Through This Together started five years ago at Brody Middle School. It’s an annual event to raise cancer awareness that also raises many spirits. One of the students at the assembly that first year was then-8th grader Jenna Gilliam. She’s a senior now at Lincoln High School, a highly accomplished one, and she was so deeply affected by that assembly five years ago that she decided to pay it forward.
Wednesday morning Jenna was back at Brody for Through This Together V to announce that she and her fellow student council members at Lincoln are planning a similar event there that will happen next month.
“I called Mrs. (Sherri) Oliver (Brody’s office manager) and asked if she would help us copy the model from here at Brody, the middle school I was so honored to attend,” Jenna told the crowd packed into the school gym.
And true to form, Mrs. Oliver was happy to oblige.
The catalyst for this growing Brody tradition was a grim diagnosis of esophageal cancer that Oliver’s wife Ed received in 2013.
“We were told to hope for time, not a cure,” Sherri said. Recently, they were told that time’s running out, but they have certainly made the most of the last four ½ years. Ed could not be there this year, but he will share in the shower of surprises bestowed upon him and Sherri by their extended Brody family.
The Olivers were married on Valentine’s Day 35 years ago. So they received 35 gifts from Brody students and staff, in celebration of their anniversary. The presentation of assorted flowers, cards, photographs and balloons was not part of the program but it was a highlight.

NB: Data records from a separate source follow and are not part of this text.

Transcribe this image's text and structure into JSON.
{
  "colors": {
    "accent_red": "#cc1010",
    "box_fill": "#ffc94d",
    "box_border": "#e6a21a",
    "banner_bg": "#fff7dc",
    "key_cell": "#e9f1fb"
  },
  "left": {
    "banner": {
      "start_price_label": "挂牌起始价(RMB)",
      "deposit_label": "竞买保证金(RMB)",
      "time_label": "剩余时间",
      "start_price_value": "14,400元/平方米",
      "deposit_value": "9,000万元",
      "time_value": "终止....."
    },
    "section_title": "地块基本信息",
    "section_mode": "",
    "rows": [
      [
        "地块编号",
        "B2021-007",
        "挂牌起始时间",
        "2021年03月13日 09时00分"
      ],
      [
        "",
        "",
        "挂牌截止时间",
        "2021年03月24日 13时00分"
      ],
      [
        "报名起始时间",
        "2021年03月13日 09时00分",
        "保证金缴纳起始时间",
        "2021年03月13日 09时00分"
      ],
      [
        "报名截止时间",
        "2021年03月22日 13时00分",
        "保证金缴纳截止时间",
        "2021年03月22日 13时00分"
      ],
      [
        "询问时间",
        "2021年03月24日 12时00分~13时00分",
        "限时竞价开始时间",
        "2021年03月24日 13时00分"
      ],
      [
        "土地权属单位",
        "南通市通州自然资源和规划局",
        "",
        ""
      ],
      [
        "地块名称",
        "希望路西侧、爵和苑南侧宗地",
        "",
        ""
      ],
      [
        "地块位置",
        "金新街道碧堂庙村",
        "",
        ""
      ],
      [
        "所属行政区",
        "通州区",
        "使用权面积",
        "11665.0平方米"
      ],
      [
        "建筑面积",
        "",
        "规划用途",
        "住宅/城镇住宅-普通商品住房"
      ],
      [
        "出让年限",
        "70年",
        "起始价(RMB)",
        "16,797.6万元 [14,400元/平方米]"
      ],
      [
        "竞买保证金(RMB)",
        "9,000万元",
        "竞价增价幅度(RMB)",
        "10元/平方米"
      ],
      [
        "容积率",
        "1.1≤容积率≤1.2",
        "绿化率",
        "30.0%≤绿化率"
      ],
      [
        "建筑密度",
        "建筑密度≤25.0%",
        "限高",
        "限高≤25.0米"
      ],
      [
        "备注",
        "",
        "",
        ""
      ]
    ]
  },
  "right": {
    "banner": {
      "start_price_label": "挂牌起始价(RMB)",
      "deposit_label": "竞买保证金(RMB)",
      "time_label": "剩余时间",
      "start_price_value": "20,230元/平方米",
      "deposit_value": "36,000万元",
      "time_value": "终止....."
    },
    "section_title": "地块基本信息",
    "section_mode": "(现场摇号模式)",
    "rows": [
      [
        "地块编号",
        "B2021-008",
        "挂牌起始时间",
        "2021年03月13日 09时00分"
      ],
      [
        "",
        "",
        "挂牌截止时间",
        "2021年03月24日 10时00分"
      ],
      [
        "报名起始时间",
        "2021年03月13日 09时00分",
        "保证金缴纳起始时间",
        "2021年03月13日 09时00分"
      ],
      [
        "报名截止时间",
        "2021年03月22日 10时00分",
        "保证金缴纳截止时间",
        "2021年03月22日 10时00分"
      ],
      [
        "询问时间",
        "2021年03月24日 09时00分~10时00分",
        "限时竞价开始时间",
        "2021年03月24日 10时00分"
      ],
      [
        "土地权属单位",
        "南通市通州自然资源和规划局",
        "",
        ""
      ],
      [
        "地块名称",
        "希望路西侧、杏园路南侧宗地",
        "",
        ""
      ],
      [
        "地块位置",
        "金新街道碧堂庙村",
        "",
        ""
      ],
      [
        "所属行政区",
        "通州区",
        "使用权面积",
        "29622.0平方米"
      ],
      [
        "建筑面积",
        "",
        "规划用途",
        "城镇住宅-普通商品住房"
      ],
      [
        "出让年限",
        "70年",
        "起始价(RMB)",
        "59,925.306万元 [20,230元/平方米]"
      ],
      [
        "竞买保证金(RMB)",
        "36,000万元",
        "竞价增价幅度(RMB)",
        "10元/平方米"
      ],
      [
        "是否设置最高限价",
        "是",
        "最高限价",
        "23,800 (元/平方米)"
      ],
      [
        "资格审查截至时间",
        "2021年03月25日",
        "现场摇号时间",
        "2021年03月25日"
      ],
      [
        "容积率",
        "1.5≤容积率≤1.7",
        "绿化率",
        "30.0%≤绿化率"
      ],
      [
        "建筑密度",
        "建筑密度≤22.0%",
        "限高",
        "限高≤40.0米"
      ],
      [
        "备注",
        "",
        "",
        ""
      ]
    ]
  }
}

Oliver described the event as a mixture of “tears and cheers” in her opening remarks and the gifts for her and Ed brought one of the loudest examples of the latter.
Another was 7th grade math teacher Jenna Knudtson’s announcement that she is a cancer survivor. “I thought I was just exhausted because you guys wear me out,” she said. “But it turned out I had thyroid cancer. So I went through some radiation treatment and around Thanksgiving I was officially declared in remission – cancer free!”
Brody Activities Coordinator and PE teacher Diana Repp shared some cancer stats:
- More than 15 million Americans are living with cancer.
- 7 million new cases will be diagnosed this year.
- More than 600,000 will lose their battles in 2018; more than 1,600 each day.
Those big numbers were reflected in the response when Repp asked for a show of hands from those whose lives have been touched by the disease and more shot up than didn’t. But the good news is that the survival rate is on the rise. New treatments are discovered all the time.
Take the group therapy study that’s been underway for five years now at a middle school on the Southside of Des Moines. The results have been so encouraging that it’s expanding to high school.